Рири покраснел еще гуще.
— Мои старики считают, что я должен учиться, много учиться. Что я, как они говорят, еще не «созрел», — пробормотал он не очень-то разборчиво.
— Что ж, наверное, они правы, твои старики, — как-то слишком быстро согласился Камилл. — Я тоже буду учиться, мне уже сказали, что помогут. Но я и сейчас неученый могу все-таки пригодиться. А, как ты думаешь? — Он вопросительно смотрел на товарища.
— Ну конечно. Разумеется, ты будешь нужен и сейчас, — поспешил его успокоить Рири. А сам отводил глаза, чтоб Камилл не заметил в них горькой зависти, разочарования, печали…
Он не мог больше оставаться в этом тесном помещении и выскочил в зал, туда, где танцевали. И почти тотчас же к нему подбежал Саид:
— Вот ты где, Вожак, а я тебя ищу. Сегодня у нас была срочная работенка, я опоздал. Зашел за тобой, а тебя уже нет. Зато принес кое-что — мне Желтая Коза дала для тебя. — И Саид протянул Рири длинный голубоватый конверт с изображением танцующей на льду девочки.
Конверт как будто обжег руку Рири, и он поспешно спрятал его в карман. Нет, он не мог читать письмо здесь, в этом зале, где со всех сторон смотрели чужие глаза.
— Пойду подышу свежим воздухом, а то здесь душновато, — бросил он Саиду.
Тот рванулся было за ним, но вовремя поймал взгляд Рири и остался в зале. А Рири вышел прямо в дождь и черноту улицы, поднял воротник куртки и минуту стоял у дверей, выглядывая, где бы ему пристроиться: чтоб был свет и хоть какой-нибудь навес, оберегающий от косых дождевых струй. Правда, в нескольких шагах был ресторанчик папаши Асламазяна, но там, Рири знал, его встретят любопытные глаза толстухи Дианы, а ему этого не хотелось.
«Ага, вот, кажется, подходящее местечко», — пробормотал он про себя.
Это была хорошо освещенная витрина скорняка Берманта — отца Филиппа. Широкий козырек нависал над витриной, и под ним был виден кусок сухого тротуара. Перепрыгивая через лужи, Рири добрался до этого островка, торопливо надорвал конверт. Округлый, как будто старательный детский почерк, а вместе с тем рассеянность, небрежность, пропущенные буквы, недописанные слова. Но Рири все это было безразлично — он читал жадно, ничего не видя и не слыша вокруг.

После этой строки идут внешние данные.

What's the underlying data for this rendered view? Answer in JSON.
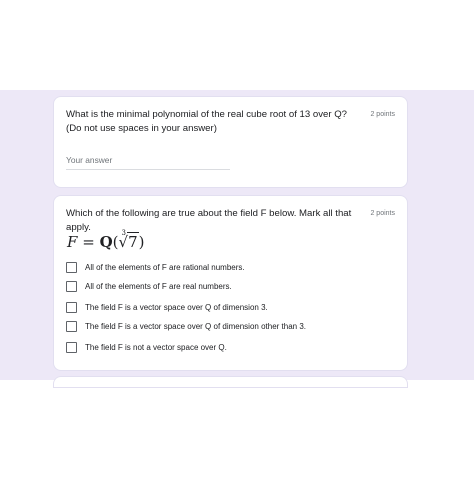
{
  "question1": {
    "text": "What is the minimal polynomial of the real cube root of 13 over Q? (Do not use spaces in your answer)",
    "points": "2 points",
    "placeholder": "Your answer"
  },
  "question2": {
    "text": "Which of the following are true about the field F below. Mark all that apply.",
    "points": "2 points",
    "formula": {
      "lhs": "F",
      "equals": "=",
      "field": "Q",
      "open": "(",
      "index": "3",
      "radicand": "7",
      "close": ")"
    },
    "options": [
      {
        "label": "All of the elements of F are rational numbers.",
        "checked": false
      },
      {
        "label": "All of the elements of F are real numbers.",
        "checked": false
      },
      {
        "label": "The field F is a vector space over Q of dimension 3.",
        "checked": false
      },
      {
        "label": "The field F is a vector space over Q of dimension other than 3.",
        "checked": false
      },
      {
        "label": "The field F is not a vector space over Q.",
        "checked": false
      }
    ]
  }
}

«Здравствуй, Рири! Пишу тебе ночью, в постели — взяла фонарик, который ты мне подарил, сделала над головой палатку из одеяла и пишу на учебнике английского. Если меня сейчас поймает Боболь или кто-нибудь из старших девчонок, мне влетит — ужас! Но что делать, если днем нет ни минутки свободной. Между прочим, я так хочу спать, что вот-вот засну, и тогда ты этого письма не получишь. А надо, чтоб ты знал, что у нас делается.
В Ла Мюре бастует «Рапид» — все рабочие завода. Завод стоит, хозяева пока не идут на уступки, и рабочие тоже стоят на своем. Наверное, Анриетт и Патош сказали знакомым рабочим, что они их поддержат, и вот уже третий день заводские привозят нам своих ребятишек. Мы тоже ввязались в это дело, и теперь все старшие взяли на себя приезжих ребят. У меня в группе двенадцать ребятишек. Ну-ка посчитай, сколько мне надо за утро проверить зубов, если у каждого их по тридцать два, сколько заплести косичек, сколько ног обуть, сколько шей вымыть… Сосчитал? Хорошо еще, что у меня три помощника: Пьер, моя дочка Шанталь и Казак. Пьера ты, конечно, знаешь — это тот изувеченный отцом парень, который приезжает в республику на конец недели. Он очень хороший, все умеет делать, и Анриетт с Патошем на него полагаются как на каменную стену. Так и говорят, если что не ладится: «Подождем Пьера, Пьер это сделает». Жаль только, что на днях он ложится в клинику, то есть не жаль, это я, сонная, глупости говорю, и все-таки жаль, что главного помощника не будет. Шанталь тоже не понарошку помогает, а всерьез, как большая: кормит самых маленьких, играет с ними, пересказывает им мои сказки — просто молодчина. А Казак, представь, ведет себя как настоящая пастушеская собака: когда мы идем в поход или на прогулку в горы, он следит, чтобы кто-нибудь из маленьких не отбился, не отошел в сторону, лает, толкает малыша обратно ко мне. Все здесь его любят, а маленькие, когда плачут, непременно требуют: «Пускай придет Казак! Хочу Казака!»
Если б ты знал, какие есть бледненькие, недокормленные — сердце переворачивается. Я дала себе слово: покуда они у нас — сделать из них здоровеньких толстячков.